Они стояли у причала с Дуайтом Рамсоном, который привез ее на лимузине. Как все преуспевающие люди, Дуайт легко не отступал. И теперь он делал последние попытки удержать ее. Он хотел, чтобы она вышла за него замуж, и клялся, что страстно ее любит.
Он стоял совсем рядом и настойчиво повторял, что они могут вернуться в машину и уехать, а корабль отплывет без нее. Для него это было просто, но он ошибался. Это было совсем не просто и даже невозможно.
Все же она слушала его очень внимательно. Она многим ему обязана. Он всегда был ей добрым другом. Но вот, когда она увидела высокого светловолосого незнакомца на палубе, который смотрел на нее, она почувствовала легкое учащение пульса, что ее несколько озадачило. Она давно уже, очень давно не чувствовала ничего подобного.
Она стала оглядываться по сторонам, пропустив последние слова Дуайта мимо ушей. Но Дуайт заметил это.
— В чем дело? — спросил он раздраженно.
— Как в чем?
— Ты не слушаешь, Энди, — сказал он с упреком.
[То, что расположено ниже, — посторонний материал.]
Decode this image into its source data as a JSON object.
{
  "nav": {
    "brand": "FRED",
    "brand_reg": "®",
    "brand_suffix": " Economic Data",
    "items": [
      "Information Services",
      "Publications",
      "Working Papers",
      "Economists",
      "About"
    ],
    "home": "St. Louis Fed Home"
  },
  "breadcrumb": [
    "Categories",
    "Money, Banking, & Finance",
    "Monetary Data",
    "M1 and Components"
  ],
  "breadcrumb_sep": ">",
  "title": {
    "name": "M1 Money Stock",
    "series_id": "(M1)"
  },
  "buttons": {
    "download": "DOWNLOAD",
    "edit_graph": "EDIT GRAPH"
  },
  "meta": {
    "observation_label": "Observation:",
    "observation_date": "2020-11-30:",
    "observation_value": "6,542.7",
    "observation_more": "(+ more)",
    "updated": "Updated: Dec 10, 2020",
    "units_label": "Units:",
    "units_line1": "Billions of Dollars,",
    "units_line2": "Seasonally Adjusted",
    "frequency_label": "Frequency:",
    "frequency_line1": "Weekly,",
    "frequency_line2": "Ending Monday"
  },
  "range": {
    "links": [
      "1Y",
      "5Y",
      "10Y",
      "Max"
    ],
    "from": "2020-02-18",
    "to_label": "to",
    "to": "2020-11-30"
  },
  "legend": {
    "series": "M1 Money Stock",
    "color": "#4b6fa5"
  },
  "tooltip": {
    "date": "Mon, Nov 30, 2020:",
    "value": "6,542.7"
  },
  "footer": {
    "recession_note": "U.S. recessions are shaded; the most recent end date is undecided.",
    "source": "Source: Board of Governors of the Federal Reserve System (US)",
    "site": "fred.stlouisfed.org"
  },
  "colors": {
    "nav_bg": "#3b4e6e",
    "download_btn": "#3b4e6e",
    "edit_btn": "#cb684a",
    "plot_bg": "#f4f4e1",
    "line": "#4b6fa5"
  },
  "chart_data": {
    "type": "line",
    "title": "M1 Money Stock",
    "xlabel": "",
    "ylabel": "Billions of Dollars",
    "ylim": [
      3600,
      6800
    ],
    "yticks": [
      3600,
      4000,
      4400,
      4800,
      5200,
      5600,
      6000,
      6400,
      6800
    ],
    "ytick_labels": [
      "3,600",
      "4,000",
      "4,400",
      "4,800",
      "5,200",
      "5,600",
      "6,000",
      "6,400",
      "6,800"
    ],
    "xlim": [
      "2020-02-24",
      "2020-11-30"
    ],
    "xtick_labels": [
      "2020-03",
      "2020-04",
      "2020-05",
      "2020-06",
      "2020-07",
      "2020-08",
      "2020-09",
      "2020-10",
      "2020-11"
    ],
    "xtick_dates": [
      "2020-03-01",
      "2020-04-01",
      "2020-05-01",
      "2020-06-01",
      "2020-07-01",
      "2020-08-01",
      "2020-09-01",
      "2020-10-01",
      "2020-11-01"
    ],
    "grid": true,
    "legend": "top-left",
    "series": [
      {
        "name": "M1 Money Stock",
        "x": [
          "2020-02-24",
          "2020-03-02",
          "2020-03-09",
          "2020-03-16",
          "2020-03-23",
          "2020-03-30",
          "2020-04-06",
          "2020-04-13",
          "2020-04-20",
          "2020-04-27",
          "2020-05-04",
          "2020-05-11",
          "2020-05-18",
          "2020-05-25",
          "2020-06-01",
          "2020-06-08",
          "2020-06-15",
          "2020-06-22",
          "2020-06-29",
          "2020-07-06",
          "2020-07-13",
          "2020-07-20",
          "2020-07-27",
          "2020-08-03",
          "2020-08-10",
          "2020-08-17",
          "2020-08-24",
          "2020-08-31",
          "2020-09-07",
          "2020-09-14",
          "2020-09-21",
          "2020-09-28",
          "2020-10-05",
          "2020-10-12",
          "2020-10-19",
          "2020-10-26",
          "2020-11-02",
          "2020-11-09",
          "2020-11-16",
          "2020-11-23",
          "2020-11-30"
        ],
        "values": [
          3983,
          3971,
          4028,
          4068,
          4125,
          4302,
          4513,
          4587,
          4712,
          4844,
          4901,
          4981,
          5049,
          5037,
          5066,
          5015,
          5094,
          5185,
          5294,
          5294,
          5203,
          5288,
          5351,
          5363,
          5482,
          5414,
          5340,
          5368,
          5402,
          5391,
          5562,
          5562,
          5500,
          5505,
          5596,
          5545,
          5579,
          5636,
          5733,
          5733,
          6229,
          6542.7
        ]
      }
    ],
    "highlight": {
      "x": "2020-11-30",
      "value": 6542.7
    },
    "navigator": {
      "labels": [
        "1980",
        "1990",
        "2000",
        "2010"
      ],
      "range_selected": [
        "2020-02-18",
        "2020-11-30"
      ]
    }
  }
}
Она терпеть не могла, когда он называл ее Энди.
— Да нет же, я слушаю.
Она мило улыбнулась ему и решила больше не смотреть на красивого незнакомца. В конце концов мало ли было красивых незнакомцев в ее жизни. А таких друзей, как Дуайт, еще поискать.
— Я думаю, мне пора на корабль, Дуайт. Проводишь меня? А может, не надо? Может, лучше попрощаться здесь? — Она готова была уехать на много месяцев, и так уже задержалась, по крайней мере, в Лондоне. И позволяла Дуайту проявлять свое внимание, что превратилось в удобную привычку. А для нее это означало также ощущение безопасности и надежности от его присутствия, как уже бывало… с другими мужчинами и в других местах.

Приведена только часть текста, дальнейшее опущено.